Droit de la construction et assurances
le 12/03/2025

Garantie décennale : La Cour de cassation réaffirme le droit du maître d’ouvrage à choisir les modalités de réparation de son préjudice

Cass. Civ., 3ème, 16 janvier 2025, n° 23-17.265

Dans cette affaire, un maître d’ouvrage avait confié à une entreprise la réalisation d’une centrale photovoltaïque en toiture d’un bâtiment agricole.

Postérieurement à la réception, intervenue de manière tacite, le maître d’ouvrage a constaté des désordres consistant en des pénétrations d’humidité importantes.

A la suite d’une expertise judiciaire, plusieurs causes ont été mises en lumière : un phénomène d’infiltrations ainsi qu’un phénomène de condensation dû à l’absence d’écran sous toiture.

Le maître d’ouvrage sollicitait en conséquence l’indemnisation des préjudices correspondant notamment à la reprise intégrale de la couverture, chiffrée selon devis, et la perte des récoltes stockées.

La Cour d’appel, après avoir énoncé que le juge dispose d’un pouvoir souverain d’appréciation pour déterminer les modalités de réparation du préjudice, s’est attachée à relever que si l’expert avait considéré qu’il convenait de procéder au remplacement complet de la couverture photovoltaïque, il avait néanmoins admis la possibilité de mise en œuvre d’un kit de réparation que l’entreprise s’était proposée de réaliser.

Relevant que cette solution avait cependant été refusée par le maître d’ouvrage au motif de l’absence d’assurance de bon fonctionnement de l’installation et de confirmation d’un délai d’intervention, la Cour d’appel a néanmoins prononcé la condamnation de l’entreprise à réaliser le kit de réparation, au motif que cette solution « permet de remédier aux infiltrations et que celle-ci constitue une réparation proportionnée et adaptée au dommage sans enrichissement pour le maître de l’ouvrage », constituant dès lors une « réparation satisfactoire ».

Le maître d’ouvrage s’est pourvu en cassation contre cet arrêt au motif que la Cour avait prononcé la condamnation de l’entreprise à réparer les désordres alors même qu’il s’opposait aux modalités de réparation proposées et que la réparation en nature ne peut en tout état de cause être imposée au maître d’ouvrage.

Le premier intérêt de la décision de la Cour de cassation, publiée au Bulletin, réside dans la réaffirmation du principe selon lequel « l’entrepreneur, responsable de désordres de construction, ne peut imposer à la victime la réparation en nature du préjudice subi par celle-ci », et ce, peu important que l’entreprise n’ait commis aucune faute (Cass. 28 septembre 2005, n° 04-14.586).

Dans le droit fil de sa décision de principe de 2005, la Cour de cassation juge ici que : « le juge du fond ne peut condamner un constructeur responsable de désordres à procéder à leur reprise en nature, lorsque le maître de l’ouvrage s’y oppose ».

On retiendra que la réparation en nature est un choix à la discrétion du maître d’ouvrage, qui ne souffre aucune limite, et notamment l’absence de faute de l’entrepreneur, ou encore le caractère proportionné et adapté de la réparation proposée.

La position constante de la Cour de cassation se rapproche ainsi du sens de la jurisprudence du Conseil d’Etat qui privilégie la réparation pécuniaire, sauf demande contraire du maître de l’ouvrage ayant subi le sinistre.

Le second intérêt de la décision qui mérite d’être signalé est la réaffirmation de modalités d’appréciation de l’impropriété à destination.
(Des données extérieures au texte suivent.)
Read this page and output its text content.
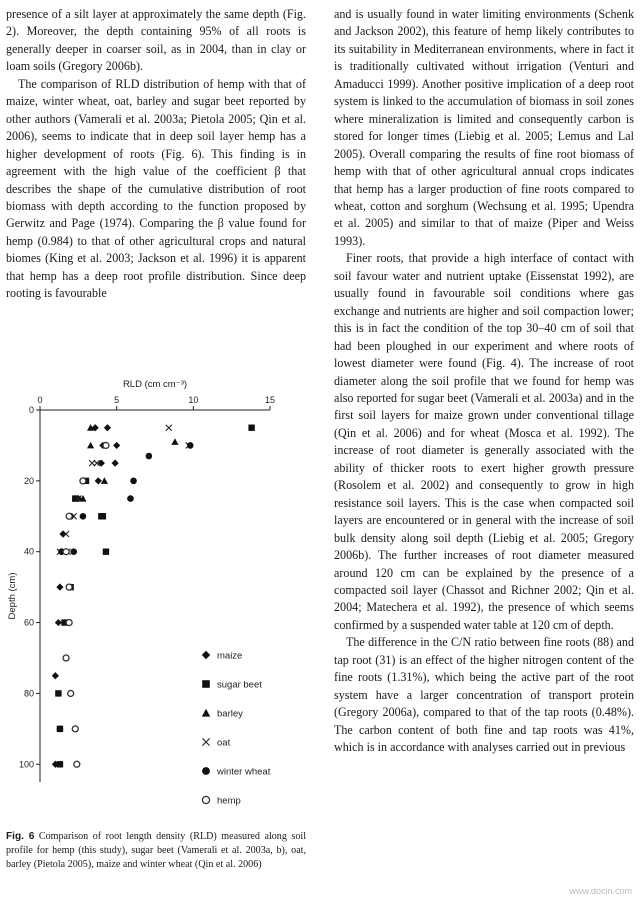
presence of a silt layer at approximately the same depth (Fig. 2). Moreover, the depth containing 95% of all roots is generally deeper in coarser soil, as in 2004, than in clay or loam soils (Gregory 2006b).

The comparison of RLD distribution of hemp with that of maize, winter wheat, oat, barley and sugar beet reported by other authors (Vamerali et al. 2003a; Pietola 2005; Qin et al. 2006), seems to indicate that in deep soil layer hemp has a higher development of roots (Fig. 6). This finding is in agreement with the high value of the coefficient β that describes the shape of the cumulative distribution of root biomass with depth according to the function proposed by Gerwitz and Page (1974). Comparing the β value found for hemp (0.984) to that of other agricultural crops and natural biomes (King et al. 2003; Jackson et al. 1996) it is apparent that hemp has a deep root profile distribution. Since deep rooting is favourable

0	5	10	15
0
20
40
60
80
100
RLD (cm cm⁻³)
Depth (cm)
maize
sugar beet
barley
oat
winter wheat
hemp
Fig. 6 Comparison of root length density (RLD) measured along soil profile for hemp (this study), sugar beet (Vamerali et al. 2003a, b), oat, barley (Pietola 2005), maize and winter wheat (Qin et al. 2006)

and is usually found in water limiting environments (Schenk and Jackson 2002), this feature of hemp likely contributes to its suitability in Mediterranean environments, where in fact it is traditionally cultivated without irrigation (Venturi and Amaducci 1999). Another positive implication of a deep root system is linked to the accumulation of biomass in soil zones where mineralization is limited and consequently carbon is stored for longer times (Liebig et al. 2005; Lemus and Lal 2005). Overall comparing the results of fine root biomass of hemp with that of other agricultural annual crops indicates that hemp has a larger production of fine roots compared to wheat, cotton and sorghum (Wechsung et al. 1995; Upendra et al. 2005) and similar to that of maize (Piper and Weiss 1993).

Finer roots, that provide a high interface of contact with soil favour water and nutrient uptake (Eissenstat 1992), are usually found in favourable soil conditions where gas exchange and nutrients are higher and soil compaction lower; this is in fact the condition of the top 30–40 cm of soil that had been ploughed in our experiment and where roots of lowest diameter were found (Fig. 4). The increase of root diameter along the soil profile that we found for hemp was also reported for sugar beet (Vamerali et al. 2003a) and in the first soil layers for maize grown under conventional tillage (Qin et al. 2006) and for wheat (Mosca et al. 1992). The increase of root diameter is generally associated with the ability of thicker roots to exert higher growth pressure (Rosolem et al. 2002) and consequently to grow in high resistance soil layers. This is the case when compacted soil layers are encountered or in general with the increase of soil bulk density along soil depth (Liebig et al. 2005; Gregory 2006b). The further increases of root diameter measured around 120 cm can be explained by the presence of a compacted soil layer (Chassot and Richner 2002; Qin et al. 2004; Matechera et al. 1992), the presence of which seems confirmed by a suspended water table at 120 cm of depth.

The difference in the C/N ratio between fine roots (88) and tap root (31) is an effect of the higher nitrogen content of the fine roots (1.31%), which being the active part of the root system have a larger concentration of transport protein (Gregory 2006a), compared to that of the tap roots (0.48%). The carbon content of both fine and tap roots was 41%, which is in accordance with analyses carried out in previous

www.docin.com
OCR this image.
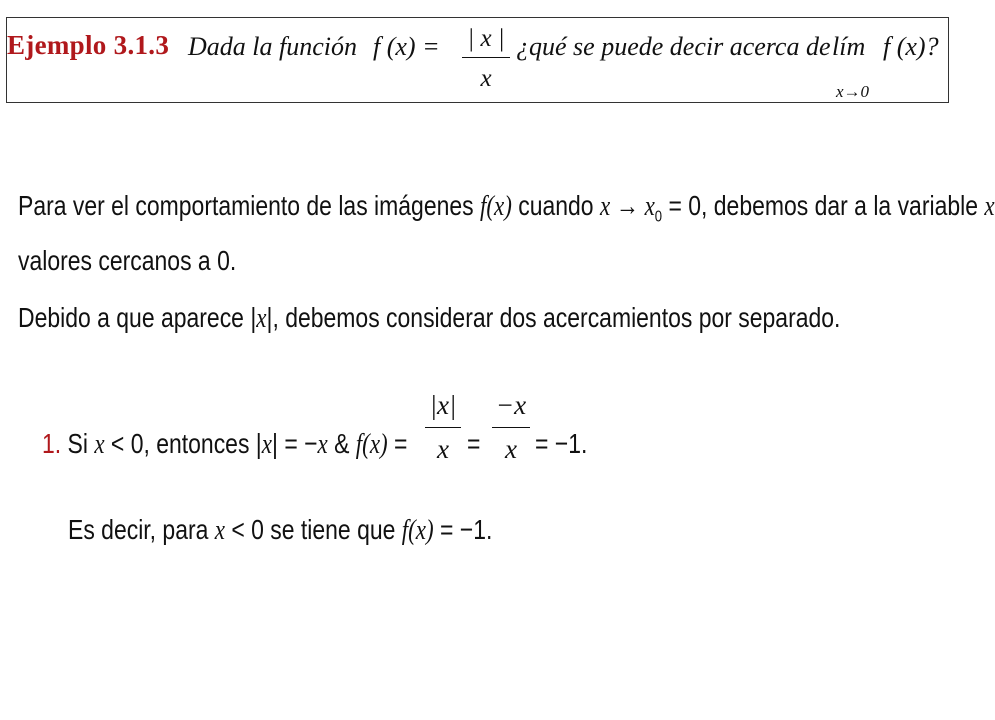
Ejemplo 3.1.3 Dada la función f (x) = | x |
x
¿qué se puede decir acerca de lím
x→0
f (x)?
Para ver el comportamiento de las imágenes f(x) cuando $x \to x_0 = 0$, debemos dar a la variable x
valores cercanos a 0.
Debido a que aparece |x|, debemos considerar dos acercamientos por separado.
1. Si x < 0, entonces |x| = −x & f(x) =
|x|
x =
−x
x = −1.
Es decir, para x < 0 se tiene que f(x) = −1.
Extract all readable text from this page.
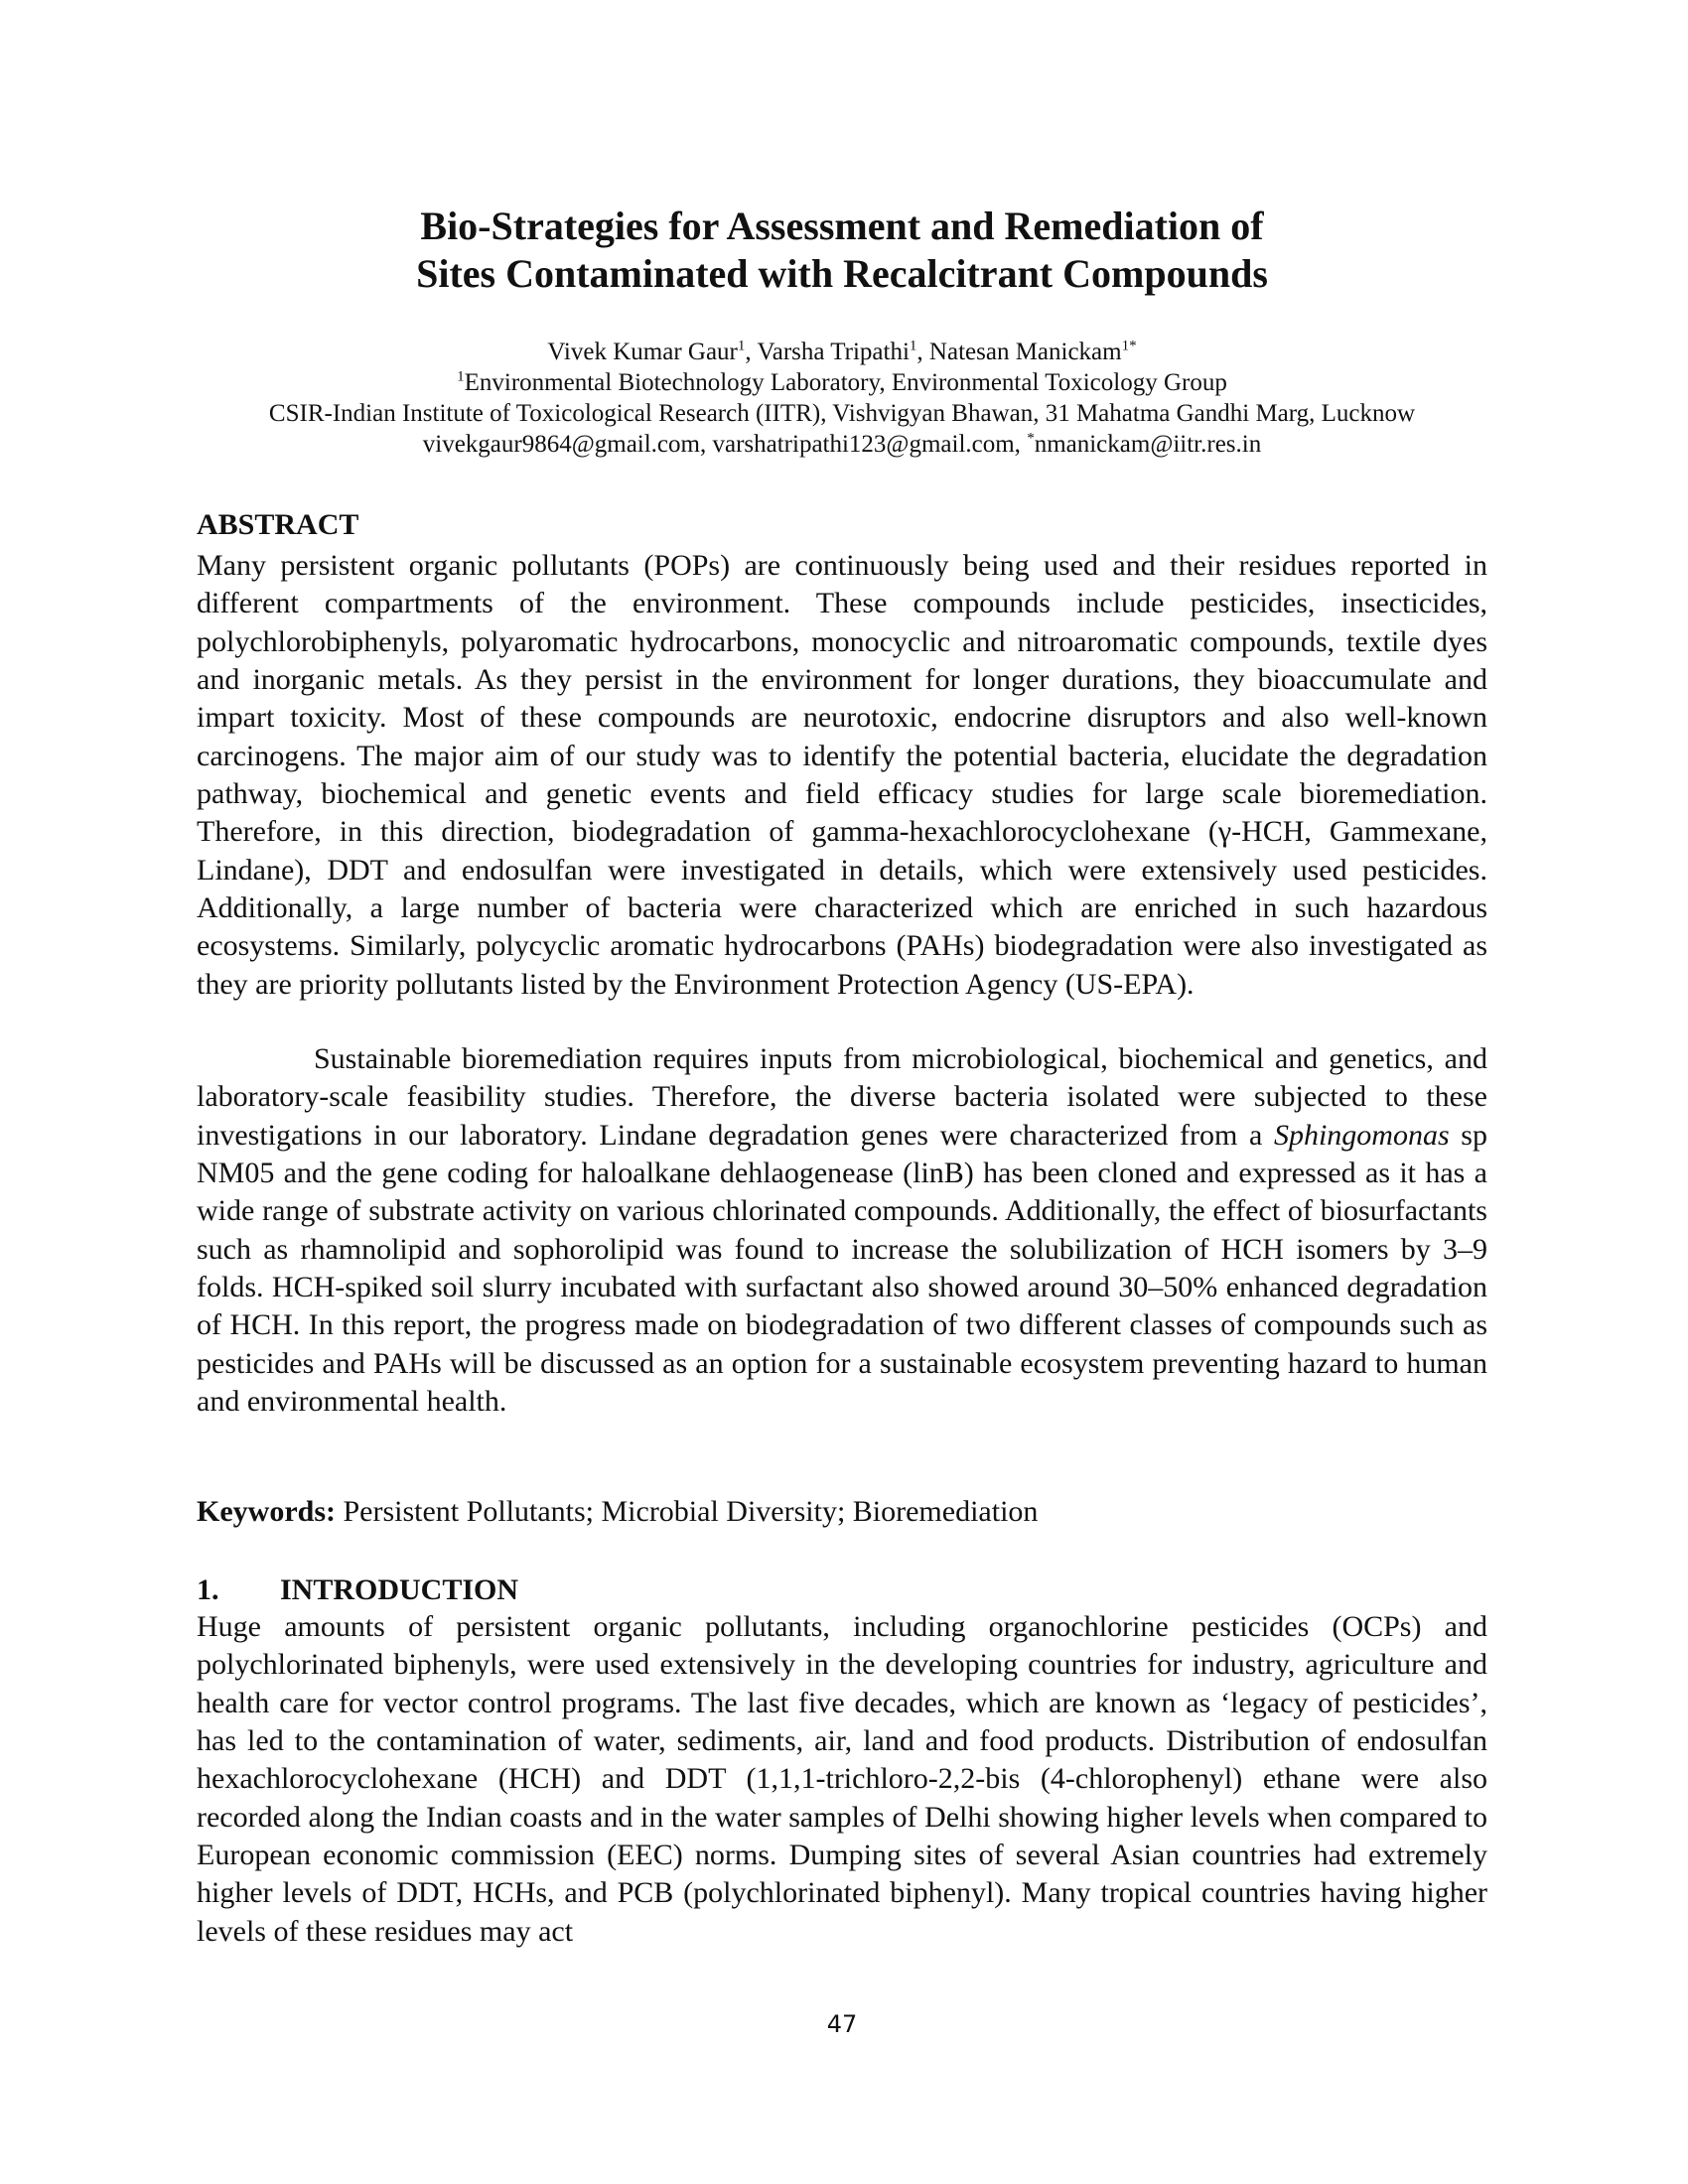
Bio-Strategies for Assessment and Remediation of
Sites Contaminated with Recalcitrant Compounds
Vivek Kumar Gaur$^1$, Varsha Tripathi$^1$, Natesan Manickam$^{1*}$
$^1$Environmental Biotechnology Laboratory, Environmental Toxicology Group
CSIR-Indian Institute of Toxicological Research (IITR), Vishvigyan Bhawan, 31 Mahatma Gandhi Marg, Lucknow
vivekgaur9864@gmail.com, varshatripathi123@gmail.com, *nmanickam@iitr.res.in
ABSTRACT

Many persistent organic pollutants (POPs) are continuously being used and their residues reported in different compartments of the environment. These compounds include pesticides, insecticides, polychlorobiphenyls, polyaromatic hydrocarbons, monocyclic and nitroaromatic compounds, textile dyes and inorganic metals. As they persist in the environment for longer durations, they bioaccumulate and impart toxicity. Most of these compounds are neurotoxic, endocrine disruptors and also well-known carcinogens. The major aim of our study was to identify the potential bacteria, elucidate the degradation pathway, biochemical and genetic events and field efficacy studies for large scale bioremediation. Therefore, in this direction, biodegradation of gamma-hexachlorocyclohexane (γ-HCH, Gammexane, Lindane), DDT and endosulfan were investigated in details, which were extensively used pesticides. Additionally, a large number of bacteria were characterized which are enriched in such hazardous ecosystems. Similarly, polycyclic aromatic hydrocarbons (PAHs) biodegradation were also investigated as they are priority pollutants listed by the Environment Protection Agency (US-EPA).

Sustainable bioremediation requires inputs from microbiological, biochemical and genetics, and laboratory-scale feasibility studies. Therefore, the diverse bacteria isolated were subjected to these investigations in our laboratory. Lindane degradation genes were characterized from a Sphingomonas sp NM05 and the gene coding for haloalkane dehlaogenease (linB) has been cloned and expressed as it has a wide range of substrate activity on various chlorinated compounds. Additionally, the effect of biosurfactants such as rhamnolipid and sophorolipid was found to increase the solubilization of HCH isomers by 3–9 folds. HCH-spiked soil slurry incubated with surfactant also showed around 30–50% enhanced degradation of HCH. In this report, the progress made on biodegradation of two different classes of compounds such as pesticides and PAHs will be discussed as an option for a sustainable ecosystem preventing hazard to human and environmental health.

Keywords: Persistent Pollutants; Microbial Diversity; Bioremediation
1. INTRODUCTION

Huge amounts of persistent organic pollutants, including organochlorine pesticides (OCPs) and polychlorinated biphenyls, were used extensively in the developing countries for industry, agriculture and health care for vector control programs. The last five decades, which are known as ‘legacy of pesticides’, has led to the contamination of water, sediments, air, land and food products. Distribution of endosulfan hexachlorocyclohexane (HCH) and DDT (1,1,1-trichloro-2,2-bis (4-chlorophenyl) ethane were also recorded along the Indian coasts and in the water samples of Delhi showing higher levels when compared to European economic commission (EEC) norms. Dumping sites of several Asian countries had extremely higher levels of DDT, HCHs, and PCB (polychlorinated biphenyl). Many tropical countries having higher levels of these residues may act

47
La Cour de cassation rappelle en effet que la destination de l’ouvrage s’apprécie par référence à la destination « découlant de son affectation, telle qu’elle résulte de la nature des lieux ou de la convention des parties ».

La Cour censure en conséquence ici les juges d’appel en ce qu’ils ne se sont pas attachés à rechercher si le phénomène de condensation à l’intérieur d’un bâtiment agricole dédié au stockage de récoltes était de nature à porter atteinte à sa destination.